Terremoto, l’abbraccio di Ascoli

Ricordi e solidarietà, delegazione di Avezzano ospite nelle Marche
AVEZZANO. La città di Ascoli ha ricordato il sisma del 1915 con la manifestazione “Ascoli incontra Avezzano nel ricordo del terremoto della Marsica (1915-2015)”. L’evento è stato ideato e promosso dall’Associazione ascolana Sant’Emidio nel mondo presieduta da Franco Laganà. La giornata si è aperta con la conversazione dal titolo “Il Piceno e il terremoto della Marsica, tra devozione e solidarietà”. L’assessore ai Grandi eventi del Comune di Avezzano, Gabriele De Angelis, ha ringraziato la città di Ascoli e l’Associazione Sant’Emidio e ha illustrato le manifestazione relative al centenario.
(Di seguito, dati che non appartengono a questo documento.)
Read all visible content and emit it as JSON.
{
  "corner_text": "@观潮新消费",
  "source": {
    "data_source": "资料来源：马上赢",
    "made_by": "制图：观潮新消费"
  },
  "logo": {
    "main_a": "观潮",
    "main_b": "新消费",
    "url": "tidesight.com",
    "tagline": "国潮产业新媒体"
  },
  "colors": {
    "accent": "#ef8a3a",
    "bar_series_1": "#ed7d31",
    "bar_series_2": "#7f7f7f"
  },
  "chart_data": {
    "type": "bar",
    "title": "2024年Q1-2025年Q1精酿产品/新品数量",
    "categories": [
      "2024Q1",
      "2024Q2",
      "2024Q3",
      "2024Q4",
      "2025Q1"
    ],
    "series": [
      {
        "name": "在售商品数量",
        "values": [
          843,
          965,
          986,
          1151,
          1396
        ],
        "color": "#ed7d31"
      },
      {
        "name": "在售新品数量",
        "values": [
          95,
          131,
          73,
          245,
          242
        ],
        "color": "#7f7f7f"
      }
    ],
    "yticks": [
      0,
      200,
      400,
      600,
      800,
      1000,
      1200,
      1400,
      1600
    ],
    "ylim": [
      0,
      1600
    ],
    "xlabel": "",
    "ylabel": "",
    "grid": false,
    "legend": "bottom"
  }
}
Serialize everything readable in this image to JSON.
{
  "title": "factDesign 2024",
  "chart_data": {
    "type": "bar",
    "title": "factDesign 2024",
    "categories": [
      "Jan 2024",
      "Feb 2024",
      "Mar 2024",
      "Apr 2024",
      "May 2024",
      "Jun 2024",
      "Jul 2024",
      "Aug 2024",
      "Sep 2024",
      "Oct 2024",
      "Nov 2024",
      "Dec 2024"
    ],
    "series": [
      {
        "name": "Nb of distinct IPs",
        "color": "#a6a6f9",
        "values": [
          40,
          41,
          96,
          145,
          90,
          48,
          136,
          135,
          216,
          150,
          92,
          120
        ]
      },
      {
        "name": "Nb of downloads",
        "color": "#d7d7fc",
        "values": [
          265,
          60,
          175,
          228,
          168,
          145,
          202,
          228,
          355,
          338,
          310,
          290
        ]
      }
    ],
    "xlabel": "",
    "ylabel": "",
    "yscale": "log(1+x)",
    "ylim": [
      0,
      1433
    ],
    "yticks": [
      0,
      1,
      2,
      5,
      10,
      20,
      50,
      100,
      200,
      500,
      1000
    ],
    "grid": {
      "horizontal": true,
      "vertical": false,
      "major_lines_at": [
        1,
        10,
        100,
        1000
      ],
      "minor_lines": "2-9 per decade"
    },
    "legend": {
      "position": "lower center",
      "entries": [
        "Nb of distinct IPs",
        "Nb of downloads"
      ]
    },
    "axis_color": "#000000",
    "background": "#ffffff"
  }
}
Successivamente è intervenuto Sergio Natalia, direttore dell’Istituzione centenario terremoto, il quale ha “raccontato” il sisma del 1915. Natalia ha anticipato che l’Istituzione organizzerà, la prossima primavera ad Avezzano, un incontro, all’insegna della solidarietà, con tutte le municipalità, tra cui Ascoli, e le associazioni che nel 1915 aiutarono la Marsica. Apprezzato l’intervento del presidente dell’Istituzione, Giovanbattista Pitoni. Alle 11.30 c’è stata una messa celebrata dai vescovi Giovanni D’Ercole, Pietro Santoro e Basile Tapsola. La giornata si è conclusa con la rappresentazione al teatro “Palafolli” di Ascoli della tragicommedia “Sante Middie… je tarramute! , scritta da Pitoni e messa in scena dalla “Compagnia del Centenario”.